Molte le voci offerte nel convegno di Treellle, che hanno sottolineato, da diversi punti d’osservazione, la distanza che il nostro sistema universitario «non regge il confronto con il resto dell’Europa ». Una constatazione, cifre alla mano: gli investimenti rappresentato l’1% del Pil (contro l’1,4 della media europea), i laureati sono il 17% della popolazione 25-64 anni (mentre in Europa la media è del 32%), il tasso di completamento degli studi universitari è pari al 44% (quasi 20 punti in meno della media europea), il tasso degli abbandoni dei percorsi è del 42% mentre nella media siamo attorno al 31%.

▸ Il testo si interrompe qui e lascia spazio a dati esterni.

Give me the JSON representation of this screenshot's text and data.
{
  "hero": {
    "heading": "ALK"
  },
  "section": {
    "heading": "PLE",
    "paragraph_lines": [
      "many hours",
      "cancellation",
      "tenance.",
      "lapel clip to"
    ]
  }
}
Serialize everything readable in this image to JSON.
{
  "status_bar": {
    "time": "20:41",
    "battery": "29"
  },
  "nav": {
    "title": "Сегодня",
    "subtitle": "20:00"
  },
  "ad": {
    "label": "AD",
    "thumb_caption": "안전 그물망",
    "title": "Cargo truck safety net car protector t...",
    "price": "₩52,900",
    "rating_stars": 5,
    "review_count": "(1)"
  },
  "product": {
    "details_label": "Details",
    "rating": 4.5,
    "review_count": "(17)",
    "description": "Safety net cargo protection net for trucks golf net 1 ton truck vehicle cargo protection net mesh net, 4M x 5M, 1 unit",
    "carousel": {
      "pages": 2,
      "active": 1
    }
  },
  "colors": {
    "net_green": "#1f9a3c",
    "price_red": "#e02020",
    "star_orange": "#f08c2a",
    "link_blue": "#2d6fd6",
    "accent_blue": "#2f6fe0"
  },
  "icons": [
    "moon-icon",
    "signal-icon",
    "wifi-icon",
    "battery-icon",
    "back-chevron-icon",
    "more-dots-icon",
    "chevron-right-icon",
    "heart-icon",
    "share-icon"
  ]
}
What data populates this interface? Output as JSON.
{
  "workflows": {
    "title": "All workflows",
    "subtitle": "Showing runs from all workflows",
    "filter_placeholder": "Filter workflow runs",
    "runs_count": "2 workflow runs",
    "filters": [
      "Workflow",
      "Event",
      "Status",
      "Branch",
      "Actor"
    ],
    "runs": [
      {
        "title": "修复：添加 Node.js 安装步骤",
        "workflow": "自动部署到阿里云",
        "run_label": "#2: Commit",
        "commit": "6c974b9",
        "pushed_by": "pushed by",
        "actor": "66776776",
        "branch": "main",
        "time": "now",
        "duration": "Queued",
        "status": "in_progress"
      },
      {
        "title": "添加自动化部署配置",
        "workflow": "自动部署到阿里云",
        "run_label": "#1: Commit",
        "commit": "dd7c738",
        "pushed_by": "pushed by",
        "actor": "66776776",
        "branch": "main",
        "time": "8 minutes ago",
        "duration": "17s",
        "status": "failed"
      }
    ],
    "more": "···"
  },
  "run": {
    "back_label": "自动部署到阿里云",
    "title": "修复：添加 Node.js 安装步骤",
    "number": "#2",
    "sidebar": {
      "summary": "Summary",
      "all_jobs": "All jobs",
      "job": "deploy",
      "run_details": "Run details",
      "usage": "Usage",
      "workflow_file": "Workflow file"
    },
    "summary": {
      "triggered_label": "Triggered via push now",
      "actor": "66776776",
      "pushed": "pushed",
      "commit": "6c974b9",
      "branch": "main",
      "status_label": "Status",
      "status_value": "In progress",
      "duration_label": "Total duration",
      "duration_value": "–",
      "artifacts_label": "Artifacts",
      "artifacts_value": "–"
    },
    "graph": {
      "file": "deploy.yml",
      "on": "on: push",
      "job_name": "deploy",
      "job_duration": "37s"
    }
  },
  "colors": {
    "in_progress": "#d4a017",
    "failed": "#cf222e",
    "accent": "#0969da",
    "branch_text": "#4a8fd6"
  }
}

Ma partendo proprio dai dati critici, l’associazione Treellle, come suo metodo di lavoro, traccia una serie di proposte operative per 'invertire' la rotta. E anche in questo caso non mancano, a cominciare dalla «necessità che il governo elabori un piano quinquennale di incremento della spesa sul Pil, con una crescita degli stanziamenti di almeno un miliardo e mezzo di euro». Decisivo appare anche «accrescere rapidamente il numero degli ingressi id giovani ricercatori per aumentare il rapporto tra questi e la popolazione in età di lavoro, accrescendo le capacità del nostro Paese di attrarre le risorse che l’Europa investe in ricerca ». Un dato su tutti: oggi l’Italia versa 9 miliardi al fonte europeo, ricevendone soltanto 6. Non meno importanti, secondo Treellle, l’attenzione a un sistema di governo con «il ministero impegnato ad esercitare i propri poteri di indirizzo strategico», ma al contempo «ampliando l’autonomia delle università nel reclutamento dei docenti condizionandola solo alla sua condizione finanziaria». Senza dimenticare di «rafforzare il ruolo dell’agenzia per la valutazione, come strumento strategico». E poi la centralità di studenti e docenti nei vari processi universitari, con un occhio di riguardo anche ai percorsi delle scuole universitarie professionali, cioè percorsi triennali altamente professionalizzanti.
Enrico Lenzi
«Sono sempre disponibile al confronto, ma non a sopraffazioni ». Il ministro dell’Istruzione Valeria Fedeli affida a un comunicato ufficiale il proprio commento sugli scontri e le proteste che hanno accompagnato il convegno promosso dall’Associazione Treellle all’Università La Sapienza di Roma. Proteste che hanno avuto la possibilità di «intervenire» nel corso dei lavori, come ha ricordato ancora il ministro, sottolineando che «ho dimostrato anche oggi la disponibilità al confronto chiedendo a un gruppo di ricercatori e studenti di esporre i motivi della loro contestazione». Un gesto anche per allentare la tensione che nel corso della mattina è andata crescendo. Una cinquantina di manifestanti, con striscioni, fumogeni e al grido 'fuori i padroni dall’Università', ha cercato da subito di raggiungere la sala del convegno, ma le forze dell’ordine e il personale dell’ateneo hanno negato questa possibilità. Ne sono nati scontri e qualche azione di alleggerimento da parte delle forze dell’ordine (il bilancio finale parla di 4 agenti contusi e 40 giovani identificati e deferiti all’autorità giudiziaria). Nonostante il cordone di sicurezza alcuni manifestanti sono giunti sino all’esterno dell’aula alla facoltà di Lettere dove era in corso il convegno. Tra gli slogan dei manifestanti anche attacchi agli ex ministri Luigi Berlinguer e Maria Stella Gelmini (assente all’ultimo momento), per «aver distrutto l’università». Come detto al termine dei lavori è stata concessa la parola anche a un precario e a uno studente. Infine la parola del ministro: «Ascolterò, dialogherò, cercherò soluzioni il più possibile condivise per provare a risolvere», ma «il dialogo richiede rispetto reciproco» senza «ricorrere alla violenza o alle intimidazioni».